Road projects must have minimal — if any — impacts on parks, other areas

Bob Wantz of Manchester Township recently asked why transportation officials didn’t take land from Cousler Park to realign Church Road to make one intersection at Greenbriar Road.

Currently, two intersections exist at Church and Greenbriar roads. Both have traffic signals and are only a short distance apart.

Cousler Park falls under a section in the U.S. Department of Transportation Act of 1966 that helps to protect park and recreation lands, wildlife and waterfowl refuges and historic sites in project development, Will Clark, chief of transportation planning for the York County Planning Commission, explained in an email. He cited the Federal Highway Administration website explaining the rules.

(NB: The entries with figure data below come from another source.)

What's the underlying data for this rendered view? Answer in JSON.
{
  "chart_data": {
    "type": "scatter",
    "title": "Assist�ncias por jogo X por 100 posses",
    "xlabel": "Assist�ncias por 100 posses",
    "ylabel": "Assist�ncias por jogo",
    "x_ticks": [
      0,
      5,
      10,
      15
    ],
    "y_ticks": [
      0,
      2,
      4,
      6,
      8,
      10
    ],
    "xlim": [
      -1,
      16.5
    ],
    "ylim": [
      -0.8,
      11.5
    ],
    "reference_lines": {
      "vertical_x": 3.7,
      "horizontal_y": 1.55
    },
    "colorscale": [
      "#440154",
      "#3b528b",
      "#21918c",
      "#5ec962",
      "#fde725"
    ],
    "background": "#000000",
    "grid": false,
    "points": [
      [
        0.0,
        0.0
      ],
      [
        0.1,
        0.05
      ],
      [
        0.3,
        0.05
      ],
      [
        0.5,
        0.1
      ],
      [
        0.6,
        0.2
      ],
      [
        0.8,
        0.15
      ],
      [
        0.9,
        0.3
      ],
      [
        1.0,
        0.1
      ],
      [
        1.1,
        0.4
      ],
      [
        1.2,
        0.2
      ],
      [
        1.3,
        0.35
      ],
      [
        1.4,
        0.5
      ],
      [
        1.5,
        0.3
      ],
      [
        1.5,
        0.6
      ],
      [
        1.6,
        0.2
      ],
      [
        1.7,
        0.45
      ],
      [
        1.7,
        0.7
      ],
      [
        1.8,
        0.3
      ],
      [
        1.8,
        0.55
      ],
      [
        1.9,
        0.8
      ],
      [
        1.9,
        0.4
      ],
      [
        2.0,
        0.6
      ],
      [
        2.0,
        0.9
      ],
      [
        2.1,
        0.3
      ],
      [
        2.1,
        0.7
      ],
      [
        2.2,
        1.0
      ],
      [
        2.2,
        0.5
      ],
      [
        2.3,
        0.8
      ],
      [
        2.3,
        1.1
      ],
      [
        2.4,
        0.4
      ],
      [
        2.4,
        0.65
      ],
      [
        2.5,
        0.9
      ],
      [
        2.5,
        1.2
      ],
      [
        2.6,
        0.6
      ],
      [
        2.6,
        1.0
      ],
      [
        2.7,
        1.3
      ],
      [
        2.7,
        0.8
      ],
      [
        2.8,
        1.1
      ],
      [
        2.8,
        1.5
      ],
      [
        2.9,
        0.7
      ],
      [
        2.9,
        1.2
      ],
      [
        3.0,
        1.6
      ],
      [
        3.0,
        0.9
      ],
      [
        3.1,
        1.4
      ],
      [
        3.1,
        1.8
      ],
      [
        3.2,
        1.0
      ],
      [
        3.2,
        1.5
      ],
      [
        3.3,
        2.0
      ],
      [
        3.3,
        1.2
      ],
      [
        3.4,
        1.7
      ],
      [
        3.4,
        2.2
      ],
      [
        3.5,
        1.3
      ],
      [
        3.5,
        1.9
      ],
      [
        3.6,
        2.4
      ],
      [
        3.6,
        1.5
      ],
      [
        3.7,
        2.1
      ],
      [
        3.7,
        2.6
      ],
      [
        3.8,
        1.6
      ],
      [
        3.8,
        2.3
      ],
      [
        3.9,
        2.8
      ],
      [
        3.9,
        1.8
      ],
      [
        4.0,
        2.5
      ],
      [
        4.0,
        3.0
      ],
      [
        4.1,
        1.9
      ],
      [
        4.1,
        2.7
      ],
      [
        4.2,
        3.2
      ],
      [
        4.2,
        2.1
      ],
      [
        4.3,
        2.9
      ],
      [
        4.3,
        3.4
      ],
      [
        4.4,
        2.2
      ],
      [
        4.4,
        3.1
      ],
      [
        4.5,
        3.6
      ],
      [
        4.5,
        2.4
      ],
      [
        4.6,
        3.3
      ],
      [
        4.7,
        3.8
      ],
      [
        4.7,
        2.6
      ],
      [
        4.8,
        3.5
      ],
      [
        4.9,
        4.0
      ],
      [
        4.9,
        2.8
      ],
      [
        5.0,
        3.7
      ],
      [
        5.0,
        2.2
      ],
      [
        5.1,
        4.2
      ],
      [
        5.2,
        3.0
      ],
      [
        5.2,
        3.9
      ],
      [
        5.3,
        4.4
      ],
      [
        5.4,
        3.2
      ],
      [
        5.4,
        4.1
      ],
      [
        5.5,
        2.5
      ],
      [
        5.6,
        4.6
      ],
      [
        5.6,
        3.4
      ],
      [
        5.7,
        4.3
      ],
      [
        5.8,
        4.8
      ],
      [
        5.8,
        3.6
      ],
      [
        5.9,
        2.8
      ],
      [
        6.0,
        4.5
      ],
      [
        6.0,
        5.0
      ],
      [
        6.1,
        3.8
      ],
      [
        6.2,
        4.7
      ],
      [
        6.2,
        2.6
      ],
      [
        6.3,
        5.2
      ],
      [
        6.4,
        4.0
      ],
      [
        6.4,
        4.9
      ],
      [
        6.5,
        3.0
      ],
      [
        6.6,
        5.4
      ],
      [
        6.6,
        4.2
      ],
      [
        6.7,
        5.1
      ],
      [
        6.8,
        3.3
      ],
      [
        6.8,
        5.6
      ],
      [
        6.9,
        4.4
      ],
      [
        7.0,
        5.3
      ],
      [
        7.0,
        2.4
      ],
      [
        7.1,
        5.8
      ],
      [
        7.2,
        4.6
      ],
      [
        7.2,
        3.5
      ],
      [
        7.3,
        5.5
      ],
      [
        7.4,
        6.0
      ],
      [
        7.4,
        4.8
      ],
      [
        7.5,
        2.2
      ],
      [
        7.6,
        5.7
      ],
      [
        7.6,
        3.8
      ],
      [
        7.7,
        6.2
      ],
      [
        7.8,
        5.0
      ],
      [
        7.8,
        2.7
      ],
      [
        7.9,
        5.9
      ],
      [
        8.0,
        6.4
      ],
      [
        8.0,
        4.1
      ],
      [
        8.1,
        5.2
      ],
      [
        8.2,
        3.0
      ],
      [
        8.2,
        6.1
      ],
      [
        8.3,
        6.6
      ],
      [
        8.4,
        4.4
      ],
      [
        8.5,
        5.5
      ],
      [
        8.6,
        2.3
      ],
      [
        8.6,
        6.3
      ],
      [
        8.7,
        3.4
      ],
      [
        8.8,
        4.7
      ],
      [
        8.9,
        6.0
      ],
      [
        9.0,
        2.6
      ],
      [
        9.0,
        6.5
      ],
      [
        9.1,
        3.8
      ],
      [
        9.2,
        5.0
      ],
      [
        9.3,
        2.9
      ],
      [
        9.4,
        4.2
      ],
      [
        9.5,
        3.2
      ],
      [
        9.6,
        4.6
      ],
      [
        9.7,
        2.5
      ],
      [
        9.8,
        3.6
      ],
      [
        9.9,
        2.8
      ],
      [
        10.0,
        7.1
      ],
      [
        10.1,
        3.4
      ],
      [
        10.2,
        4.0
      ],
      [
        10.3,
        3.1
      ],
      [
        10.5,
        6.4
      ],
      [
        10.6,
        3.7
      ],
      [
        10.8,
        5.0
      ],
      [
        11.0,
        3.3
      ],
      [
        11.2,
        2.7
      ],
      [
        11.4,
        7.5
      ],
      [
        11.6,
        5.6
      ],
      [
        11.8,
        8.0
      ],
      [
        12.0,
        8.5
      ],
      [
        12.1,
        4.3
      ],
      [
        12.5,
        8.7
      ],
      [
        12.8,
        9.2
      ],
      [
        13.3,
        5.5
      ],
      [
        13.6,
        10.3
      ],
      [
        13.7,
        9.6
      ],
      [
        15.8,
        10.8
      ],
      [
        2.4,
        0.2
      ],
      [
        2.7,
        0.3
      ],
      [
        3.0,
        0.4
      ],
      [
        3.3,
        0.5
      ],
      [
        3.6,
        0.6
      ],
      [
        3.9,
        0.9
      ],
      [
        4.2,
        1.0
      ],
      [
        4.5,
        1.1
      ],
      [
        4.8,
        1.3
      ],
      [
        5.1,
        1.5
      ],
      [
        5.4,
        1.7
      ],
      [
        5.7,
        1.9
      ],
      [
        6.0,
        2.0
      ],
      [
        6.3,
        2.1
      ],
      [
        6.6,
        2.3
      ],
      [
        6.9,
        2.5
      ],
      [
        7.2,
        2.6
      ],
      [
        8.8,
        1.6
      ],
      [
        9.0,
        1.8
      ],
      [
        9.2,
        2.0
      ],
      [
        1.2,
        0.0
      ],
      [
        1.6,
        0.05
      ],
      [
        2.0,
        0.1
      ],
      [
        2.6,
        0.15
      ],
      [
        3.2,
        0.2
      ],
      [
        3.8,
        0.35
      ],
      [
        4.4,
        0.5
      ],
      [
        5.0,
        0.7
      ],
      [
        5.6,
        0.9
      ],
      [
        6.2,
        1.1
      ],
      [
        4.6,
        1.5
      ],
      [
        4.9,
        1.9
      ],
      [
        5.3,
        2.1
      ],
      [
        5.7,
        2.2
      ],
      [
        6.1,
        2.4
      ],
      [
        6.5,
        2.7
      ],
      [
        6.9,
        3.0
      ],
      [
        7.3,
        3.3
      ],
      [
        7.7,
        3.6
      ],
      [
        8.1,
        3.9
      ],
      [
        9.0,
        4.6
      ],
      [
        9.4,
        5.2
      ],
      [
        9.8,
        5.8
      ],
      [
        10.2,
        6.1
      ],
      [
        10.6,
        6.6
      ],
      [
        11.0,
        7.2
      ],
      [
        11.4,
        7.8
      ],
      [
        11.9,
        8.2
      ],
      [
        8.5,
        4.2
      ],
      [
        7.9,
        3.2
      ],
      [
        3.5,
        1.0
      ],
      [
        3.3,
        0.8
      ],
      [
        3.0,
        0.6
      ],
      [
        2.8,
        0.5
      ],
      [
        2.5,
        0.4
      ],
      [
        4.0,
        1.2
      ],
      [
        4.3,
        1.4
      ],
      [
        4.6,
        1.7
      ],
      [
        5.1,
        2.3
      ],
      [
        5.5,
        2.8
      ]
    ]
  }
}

To impact these type of properties, the Federal Highway Administration must determine that the impacts are “de minimis” or undertake an evaluation. If the evaluation identifies a feasible and prudent alternative that completely avoids such properties, it must be selected. If not, the Federal Highway Administration does have some discretion in selecting an alternative that causes the least overall harm. It also must find that all possible planning to minimize harm of the property has occurred, according to the website.

Clark said that at the point in time the project was completed, the purpose was to solve a safety problem —  not a congestion problem. Therefore, the purpose was met by installing two separate signal lights without having to impact the park.